Following the amendments to the Labour Relations Act which came into effect earlier this year, employers, employees and the legal fraternity are keeping a close eye on developments in the CCMA and Labour Courts for guidance on the practical implications thereof. This year has seen one of the most controversial and eagerly anticipated post amendment cases unfold – the battle over S198A(3)(b) which provides that the client of a TES is deemed to be the employer of TES employees who earn less than the earnings threshold (currently R205 433.30 pa) and who have been placed at the client for more than 3 months.


The question which appeared to be left unanswered by the express wording of this amendment was "What happens to the employment relationship between the TES and its employees once the latter are deemed to be employed by the TES client?


In Assign Services (Pty) Ltd v Krost Shelving & Racking (Pty) Ltd & NUMSA [ECEL1652-15], the CCMA was tasked with determining this very issue.

Assign Services, the TES, held the view that the deeming provision created a "dual employment" relationship meaning that both the TES and client are the employer of the TES employees for the purposes of the LRA. The client, Krost Shelvings, argued that the deeming provision created a "sole employment" situation, meaning that the deemed employees become the employee of only the client.


While the arbitrator supported the "sole employment" approach, on review, the Labour Court found that the TES continues to be the employer of the TES employees, even after the deeming provision kicks in. The Court accordingly accepted the "dual employer" approach and overturned the award.

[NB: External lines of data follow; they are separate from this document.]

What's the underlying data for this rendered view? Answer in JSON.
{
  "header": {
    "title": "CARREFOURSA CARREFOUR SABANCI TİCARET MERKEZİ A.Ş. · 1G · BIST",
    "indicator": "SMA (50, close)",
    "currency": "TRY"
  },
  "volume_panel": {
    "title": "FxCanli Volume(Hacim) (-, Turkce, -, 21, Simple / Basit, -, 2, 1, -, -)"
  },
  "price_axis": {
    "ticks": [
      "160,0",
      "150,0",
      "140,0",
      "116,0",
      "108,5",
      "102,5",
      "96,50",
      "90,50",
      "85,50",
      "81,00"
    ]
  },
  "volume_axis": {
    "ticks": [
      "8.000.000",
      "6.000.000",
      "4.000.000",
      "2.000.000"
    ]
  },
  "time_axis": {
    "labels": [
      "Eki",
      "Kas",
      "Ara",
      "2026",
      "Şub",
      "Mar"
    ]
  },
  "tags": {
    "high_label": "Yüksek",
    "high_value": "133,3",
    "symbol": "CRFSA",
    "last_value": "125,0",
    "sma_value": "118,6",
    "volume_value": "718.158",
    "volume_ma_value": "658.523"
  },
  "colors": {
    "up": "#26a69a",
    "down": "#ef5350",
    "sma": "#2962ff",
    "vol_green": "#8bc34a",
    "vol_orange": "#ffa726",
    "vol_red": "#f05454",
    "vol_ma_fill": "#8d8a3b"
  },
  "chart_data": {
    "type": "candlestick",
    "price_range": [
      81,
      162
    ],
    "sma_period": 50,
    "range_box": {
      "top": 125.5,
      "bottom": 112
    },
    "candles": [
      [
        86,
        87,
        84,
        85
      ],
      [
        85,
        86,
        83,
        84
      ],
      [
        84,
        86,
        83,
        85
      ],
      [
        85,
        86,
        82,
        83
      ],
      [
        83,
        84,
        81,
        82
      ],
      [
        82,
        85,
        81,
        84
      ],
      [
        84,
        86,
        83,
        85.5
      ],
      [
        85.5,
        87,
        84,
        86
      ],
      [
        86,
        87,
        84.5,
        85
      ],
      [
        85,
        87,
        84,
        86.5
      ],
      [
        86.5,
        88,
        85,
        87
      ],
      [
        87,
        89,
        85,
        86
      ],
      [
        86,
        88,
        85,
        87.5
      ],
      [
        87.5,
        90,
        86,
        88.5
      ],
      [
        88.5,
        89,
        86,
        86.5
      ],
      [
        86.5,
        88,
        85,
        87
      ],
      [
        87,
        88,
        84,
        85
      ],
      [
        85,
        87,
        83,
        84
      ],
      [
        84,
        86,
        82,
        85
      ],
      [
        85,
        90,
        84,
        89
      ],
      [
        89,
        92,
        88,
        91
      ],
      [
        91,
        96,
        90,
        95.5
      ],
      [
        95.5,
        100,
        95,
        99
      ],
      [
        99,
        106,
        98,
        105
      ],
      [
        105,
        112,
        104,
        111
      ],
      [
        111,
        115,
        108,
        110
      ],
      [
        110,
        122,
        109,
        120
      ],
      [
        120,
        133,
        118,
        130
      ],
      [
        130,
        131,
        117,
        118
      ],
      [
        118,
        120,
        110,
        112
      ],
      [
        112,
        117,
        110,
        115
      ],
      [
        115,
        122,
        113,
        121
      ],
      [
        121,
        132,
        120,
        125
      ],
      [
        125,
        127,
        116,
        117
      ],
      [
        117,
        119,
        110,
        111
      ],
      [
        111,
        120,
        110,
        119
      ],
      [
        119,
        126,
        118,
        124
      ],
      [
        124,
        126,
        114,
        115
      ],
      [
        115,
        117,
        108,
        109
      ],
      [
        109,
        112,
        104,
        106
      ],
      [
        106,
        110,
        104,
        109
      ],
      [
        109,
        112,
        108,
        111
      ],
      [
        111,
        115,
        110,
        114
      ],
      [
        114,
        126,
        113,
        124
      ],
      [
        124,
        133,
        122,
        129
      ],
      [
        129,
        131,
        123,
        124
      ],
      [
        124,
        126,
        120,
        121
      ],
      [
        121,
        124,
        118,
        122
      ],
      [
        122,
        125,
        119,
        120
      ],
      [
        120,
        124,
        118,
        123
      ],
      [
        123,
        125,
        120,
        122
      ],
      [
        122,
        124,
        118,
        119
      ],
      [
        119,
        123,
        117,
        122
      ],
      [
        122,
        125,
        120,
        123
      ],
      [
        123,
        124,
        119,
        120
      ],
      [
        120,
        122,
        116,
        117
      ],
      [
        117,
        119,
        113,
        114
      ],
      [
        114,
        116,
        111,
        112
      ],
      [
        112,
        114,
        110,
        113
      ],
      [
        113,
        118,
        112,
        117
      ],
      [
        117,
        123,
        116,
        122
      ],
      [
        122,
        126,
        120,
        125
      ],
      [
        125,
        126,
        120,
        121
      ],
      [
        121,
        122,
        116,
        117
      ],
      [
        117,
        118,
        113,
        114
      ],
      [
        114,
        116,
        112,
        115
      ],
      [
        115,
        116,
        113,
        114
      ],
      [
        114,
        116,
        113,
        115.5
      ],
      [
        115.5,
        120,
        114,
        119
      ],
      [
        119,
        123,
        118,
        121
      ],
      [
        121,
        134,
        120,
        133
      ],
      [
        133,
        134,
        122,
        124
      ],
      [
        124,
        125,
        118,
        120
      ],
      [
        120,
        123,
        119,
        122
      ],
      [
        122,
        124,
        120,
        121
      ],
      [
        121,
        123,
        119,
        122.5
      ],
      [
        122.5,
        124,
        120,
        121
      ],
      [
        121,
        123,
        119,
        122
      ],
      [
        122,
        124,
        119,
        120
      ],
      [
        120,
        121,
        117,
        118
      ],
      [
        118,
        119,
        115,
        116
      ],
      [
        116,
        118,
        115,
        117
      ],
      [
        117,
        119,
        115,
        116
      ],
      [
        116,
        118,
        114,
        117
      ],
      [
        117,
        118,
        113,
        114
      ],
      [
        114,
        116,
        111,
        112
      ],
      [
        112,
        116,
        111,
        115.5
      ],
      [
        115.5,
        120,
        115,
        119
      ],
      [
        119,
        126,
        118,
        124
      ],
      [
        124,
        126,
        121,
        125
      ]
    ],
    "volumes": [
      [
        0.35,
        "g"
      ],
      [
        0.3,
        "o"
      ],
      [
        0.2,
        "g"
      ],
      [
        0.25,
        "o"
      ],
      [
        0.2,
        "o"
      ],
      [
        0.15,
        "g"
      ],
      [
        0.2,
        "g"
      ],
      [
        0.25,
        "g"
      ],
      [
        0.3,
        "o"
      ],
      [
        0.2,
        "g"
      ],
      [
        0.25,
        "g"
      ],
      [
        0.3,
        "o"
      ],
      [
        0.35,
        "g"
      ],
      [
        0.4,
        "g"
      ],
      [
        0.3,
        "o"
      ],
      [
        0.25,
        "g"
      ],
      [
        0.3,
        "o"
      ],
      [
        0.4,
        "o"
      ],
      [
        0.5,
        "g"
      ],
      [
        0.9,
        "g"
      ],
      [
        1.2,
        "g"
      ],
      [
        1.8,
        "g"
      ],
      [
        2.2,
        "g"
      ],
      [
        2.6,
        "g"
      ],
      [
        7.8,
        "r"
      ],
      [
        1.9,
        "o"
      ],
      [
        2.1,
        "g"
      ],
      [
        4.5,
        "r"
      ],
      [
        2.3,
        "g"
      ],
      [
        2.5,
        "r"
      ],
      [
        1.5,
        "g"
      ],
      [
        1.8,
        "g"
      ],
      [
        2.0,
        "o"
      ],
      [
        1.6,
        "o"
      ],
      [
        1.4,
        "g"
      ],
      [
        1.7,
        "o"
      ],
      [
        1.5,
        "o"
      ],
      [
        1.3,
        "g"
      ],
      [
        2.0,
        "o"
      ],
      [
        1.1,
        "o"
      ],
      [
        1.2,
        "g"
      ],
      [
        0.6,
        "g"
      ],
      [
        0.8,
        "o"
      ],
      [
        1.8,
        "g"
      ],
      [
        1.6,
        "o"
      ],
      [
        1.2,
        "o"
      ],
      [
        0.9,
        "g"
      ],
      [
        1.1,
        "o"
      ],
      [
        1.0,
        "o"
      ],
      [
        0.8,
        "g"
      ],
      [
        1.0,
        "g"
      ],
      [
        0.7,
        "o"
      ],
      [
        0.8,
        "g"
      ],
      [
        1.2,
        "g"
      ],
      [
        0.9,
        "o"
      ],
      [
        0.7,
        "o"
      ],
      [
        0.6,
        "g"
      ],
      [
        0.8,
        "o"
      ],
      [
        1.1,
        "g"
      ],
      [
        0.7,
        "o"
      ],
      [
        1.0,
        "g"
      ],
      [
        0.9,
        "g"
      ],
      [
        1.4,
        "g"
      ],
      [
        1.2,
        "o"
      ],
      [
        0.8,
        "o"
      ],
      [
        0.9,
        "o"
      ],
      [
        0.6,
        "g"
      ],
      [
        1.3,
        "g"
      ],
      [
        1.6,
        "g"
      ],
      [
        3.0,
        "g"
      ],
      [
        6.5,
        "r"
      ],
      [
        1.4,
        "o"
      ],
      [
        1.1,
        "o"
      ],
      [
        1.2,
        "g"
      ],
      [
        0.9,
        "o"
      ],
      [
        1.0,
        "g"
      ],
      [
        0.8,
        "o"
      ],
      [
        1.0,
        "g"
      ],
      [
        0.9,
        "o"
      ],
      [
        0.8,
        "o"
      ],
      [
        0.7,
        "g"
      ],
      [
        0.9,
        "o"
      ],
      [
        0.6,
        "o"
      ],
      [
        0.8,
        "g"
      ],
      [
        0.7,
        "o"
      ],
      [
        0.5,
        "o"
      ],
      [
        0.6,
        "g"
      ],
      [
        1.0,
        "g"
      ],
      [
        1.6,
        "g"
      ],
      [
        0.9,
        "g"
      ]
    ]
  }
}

The Court found that there is no reason, in principle or practice, why the TES should be relieved of its statutory rights and obligations towards TES employees merely because the client acquires a parallel set of rights and obligations towards the employees.  The deeming provision accordingly does not invalidate the contract of employment between the TES and TES employees but rather adds an extra employer into the mix with an equal set of rights and obligations.


This judgment is unlikely to be the final say on the interpretation of S198A(3)(b) as it raises more  questions than it answers.  One such example being “to whom does the employee report?" We are sure to see some interesting cases making sense of the aftermath of this judgment.  Watch this space!